Nonetheless, she writes, she’s “extremely optimistic regarding the future of Michigan Cannabis. The market will never be softer than what we’ve seen in the last several months. Those who have survived will come out of it stronger, hopefully with an even deeper understanding of how to deal with market fluctuations.”
She made her own strategic move earlier this year, when she met Andrew Sereno at House of Evolution Dispensary on N. Main. A 2010 U-M chemical engineering grad, Sereno owns Glacier Cannabis, which has a marijuana grow on Bethel Church Rd. outside Manchester.
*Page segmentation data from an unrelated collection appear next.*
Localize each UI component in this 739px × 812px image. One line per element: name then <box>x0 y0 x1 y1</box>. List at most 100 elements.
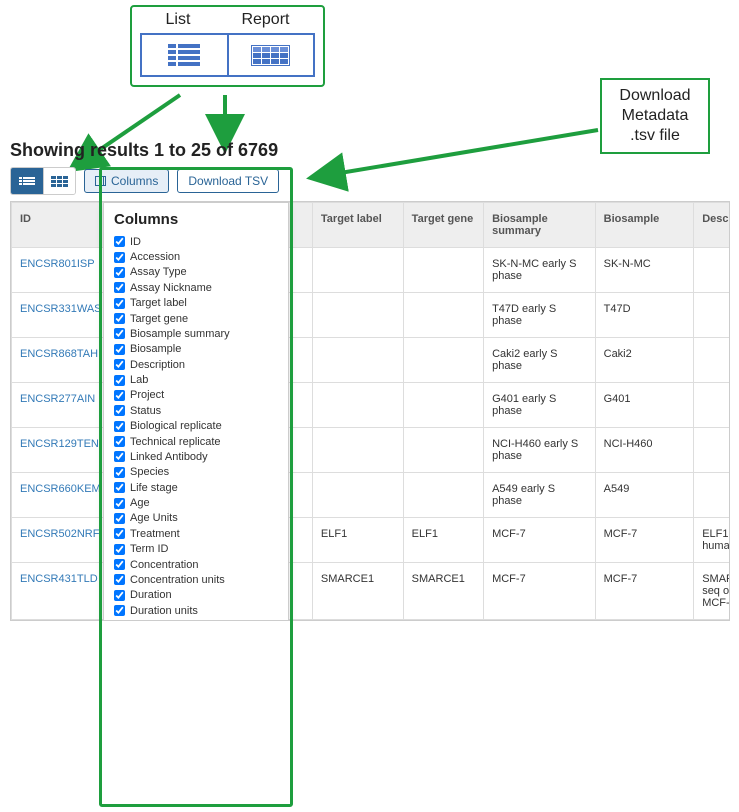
column-option[interactable]: Biological replicate <box>114 419 278 434</box>
id-link[interactable]: ENCSR331WAS <box>20 303 102 315</box>
column-checkbox[interactable] <box>114 282 125 293</box>
list-view-icon <box>19 177 35 185</box>
column-checkbox[interactable] <box>114 605 125 616</box>
column-option-label: Treatment <box>130 528 180 540</box>
column-checkbox[interactable] <box>114 482 125 493</box>
id-link[interactable]: ENCSR868TAH <box>20 348 98 360</box>
column-option[interactable]: Duration units <box>114 603 278 618</box>
col-description[interactable]: Descrip <box>694 203 730 248</box>
column-checkbox[interactable] <box>114 344 125 355</box>
column-option[interactable]: Biosample <box>114 342 278 357</box>
column-checkbox[interactable] <box>114 528 125 539</box>
column-checkbox[interactable] <box>114 498 125 509</box>
cell-target-label <box>312 383 403 428</box>
column-option-label: Target gene <box>130 313 188 325</box>
column-option-label: Accession <box>130 251 180 263</box>
id-link[interactable]: ENCSR660KEM <box>20 483 101 495</box>
col-biosample[interactable]: Biosample <box>595 203 694 248</box>
column-checkbox[interactable] <box>114 236 125 247</box>
cell-target-label <box>312 248 403 293</box>
column-option-label: Linked Antibody <box>130 451 208 463</box>
column-option[interactable]: Project <box>114 388 278 403</box>
column-checkbox[interactable] <box>114 252 125 263</box>
column-option[interactable]: Species <box>114 465 278 480</box>
column-option[interactable]: Accession <box>114 249 278 264</box>
column-option[interactable]: Biosample summary <box>114 326 278 341</box>
columns-button[interactable]: Columns <box>84 169 169 193</box>
id-link[interactable]: ENCSR129TEN <box>20 438 99 450</box>
column-checkbox[interactable] <box>114 405 125 416</box>
col-biosample-summary[interactable]: Biosample summary <box>484 203 596 248</box>
column-option-label: Assay Nickname <box>130 282 212 294</box>
column-option-label: Concentration units <box>130 574 225 586</box>
column-option[interactable]: Duration <box>114 588 278 603</box>
report-view-icon <box>51 176 68 187</box>
list-view-button[interactable] <box>11 168 43 194</box>
column-checkbox[interactable] <box>114 375 125 386</box>
column-option[interactable]: Status <box>114 403 278 418</box>
column-option-label: Biosample summary <box>130 328 230 340</box>
column-option[interactable]: Age Units <box>114 511 278 526</box>
cell-biosample-summary: MCF-7 <box>484 563 596 620</box>
column-option[interactable]: Assay Nickname <box>114 280 278 295</box>
cell-target-gene: SMARCE1 <box>403 563 483 620</box>
column-checkbox[interactable] <box>114 298 125 309</box>
cell-description <box>694 338 730 383</box>
column-option-label: Age <box>130 497 150 509</box>
column-option[interactable]: Technical replicate <box>114 434 278 449</box>
column-option-label: Target label <box>130 297 187 309</box>
column-option[interactable]: Target label <box>114 296 278 311</box>
cell-description: SMARCE1 ChIP-seq on human MCF-7 <box>694 563 730 620</box>
column-option[interactable]: Concentration <box>114 557 278 572</box>
cell-biosample: G401 <box>595 383 694 428</box>
column-option[interactable]: Term ID <box>114 542 278 557</box>
col-target-label[interactable]: Target label <box>312 203 403 248</box>
column-checkbox[interactable] <box>114 359 125 370</box>
cell-biosample-summary: T47D early S phase <box>484 293 596 338</box>
columns-icon <box>95 176 106 186</box>
column-option[interactable]: Target gene <box>114 311 278 326</box>
column-option[interactable]: Concentration units <box>114 572 278 587</box>
column-option[interactable]: Treatment <box>114 526 278 541</box>
cell-biosample-summary: Caki2 early S phase <box>484 338 596 383</box>
column-checkbox[interactable] <box>114 436 125 447</box>
cell-biosample: SK-N-MC <box>595 248 694 293</box>
column-checkbox[interactable] <box>114 421 125 432</box>
column-checkbox[interactable] <box>114 390 125 401</box>
col-target-gene[interactable]: Target gene <box>403 203 483 248</box>
column-checkbox[interactable] <box>114 574 125 585</box>
column-checkbox[interactable] <box>114 544 125 555</box>
column-option[interactable]: Lab <box>114 372 278 387</box>
download-tsv-button[interactable]: Download TSV <box>177 169 279 193</box>
column-option-label: Synchronization <box>130 620 208 621</box>
column-option[interactable]: Age <box>114 495 278 510</box>
id-link[interactable]: ENCSR277AIN <box>20 393 95 405</box>
column-option[interactable]: Life stage <box>114 480 278 495</box>
column-checkbox[interactable] <box>114 590 125 601</box>
id-link[interactable]: ENCSR431TLD <box>20 573 98 585</box>
id-link[interactable]: ENCSR502NRF <box>20 528 99 540</box>
cell-target-gene <box>403 293 483 338</box>
cell-biosample: A549 <box>595 473 694 518</box>
column-checkbox[interactable] <box>114 267 125 278</box>
column-option[interactable]: Linked Antibody <box>114 449 278 464</box>
cell-biosample-summary: MCF-7 <box>484 518 596 563</box>
column-option-label: Life stage <box>130 482 178 494</box>
column-checkbox[interactable] <box>114 328 125 339</box>
column-option[interactable]: Synchronization <box>114 618 278 621</box>
column-checkbox[interactable] <box>114 313 125 324</box>
columns-dropdown[interactable]: Columns IDAccessionAssay TypeAssay Nickn… <box>103 202 289 621</box>
column-option[interactable]: Assay Type <box>114 265 278 280</box>
column-checkbox[interactable] <box>114 513 125 524</box>
column-checkbox[interactable] <box>114 451 125 462</box>
id-link[interactable]: ENCSR801ISP <box>20 258 95 270</box>
column-checkbox[interactable] <box>114 467 125 478</box>
column-checkbox[interactable] <box>114 559 125 570</box>
cell-biosample: MCF-7 <box>595 563 694 620</box>
cell-description <box>694 473 730 518</box>
report-view-button[interactable] <box>43 168 75 194</box>
column-option[interactable]: Description <box>114 357 278 372</box>
cell-target-gene <box>403 383 483 428</box>
cell-target-label <box>312 338 403 383</box>
column-option[interactable]: ID <box>114 234 278 249</box>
“She had a lot of energy, and an appreciation for clean cannabis,” Sereno recalls. “It made a lot of sense to combine her cool product with our clean cannabis.”
Some growers, Sereno says, take cannabis that fails testing because of the presence of yeasts and molds and “remediate” it with radiation that kills the living organisms—but that, even dead, can cause allergic reactions. “We don’t remediate,” he says, calling Glacier’s the “cleanest weed in the universe.”
Now it’s O’Leary’s weed, too: Glacier now makes Gal Pal Minis. “They grow the cannabis we use, produce the prerolls, and bring our brand into market,” she texts.
“Right now it’s just a manufacturing agreement,” says Sereno. They’ve discussed consolidating Glacier and Jelly Brands in the future, he says, but for now, “she has her own separate business.”
There’s no set retail price for Gal Pals Minis, but O’Leary says a tin of five typically sells for $24–$27. Despite the market downturn, “no one is discounting our tins,” she texts, “and they’re flying off the shelves. I think it’s because we deliver a real value to women, and they feel it.”
O’Leary, fifty-eight, says she’s “smitten” with Ann Arbor. “I’ve lived in a lot of places, but I love this town,” she says. “This place is magic.”